A Missão Brasil na União Europeia, ligada ao Ministério das Relações Exteriores, informou que as autoridades brasileiras comunicaram aos europeus a identificação do estradiol.
A nota também classificou o episódio como uma ocorrência rara e afirmou que houve trabalho coordenado para retirada das remessas.
O que é o estradiol e por que ele vira alvo de controle
O estradiol é um hormônio produzido naturalmente pelas vacas. Ele também pode ser aplicado para sincronizar o cio.
A sincronização faz com que fêmeas entrem no cio no mesmo período, o que ajuda a organizar procedimentos reprodutivos.

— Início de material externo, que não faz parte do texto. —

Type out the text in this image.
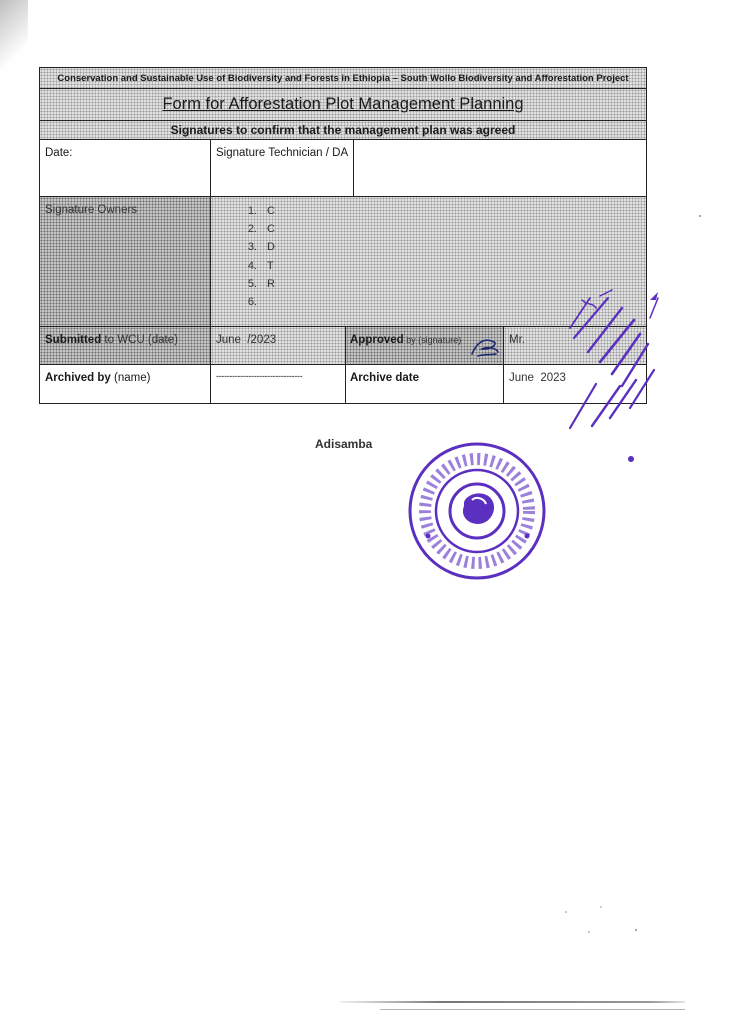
Conservation and Sustainable Use of Biodiversity and Forests in Ethiopia – South Wollo Biodiversity and Afforestation Project
Form for Afforestation Plot Management Planning
Signatures to confirm that the management plan was agreed
Date:	Signature Technician / DA
Signature Owners	1. C
2. C
3. D
4. T
5. R
6.
Submitted to WCU (date)	June  /2023	Approved by (signature)	Mr.
Archived by (name)	--------------------------------	Archive date	June  2023
Adisamba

Esse uso não se confunde com hormônios de crescimento, que são um tema sensível em debates internacionais sobre carne.
Quais são as regras da União Europeia e o que vale no Brasil
A União Europeia proíbe o uso do estradiol na carne destinada ao bloco, o que exige um controle rigoroso no processo de certificação para exportação.
No Brasil, o uso de hormônios de crescimento é proibido na pecuária. Existe permissão para uso de hormônios para fins terapêuticos, para tratamento de doenças, e para reprodução, no caso do estradiol.
A regra brasileira permite esse hormônio apenas em vacas com finalidade reprodutiva, o que aumenta a necessidade de rastreio quando o destino é um mercado com exigências diferentes.
Como funciona a certificação e o que a Comissão Europeia quer do Brasil
A porta voz da Comissão Europeia informou que mantém discussões com autoridades brasileiras sobre medidas corretivas e um plano de ação.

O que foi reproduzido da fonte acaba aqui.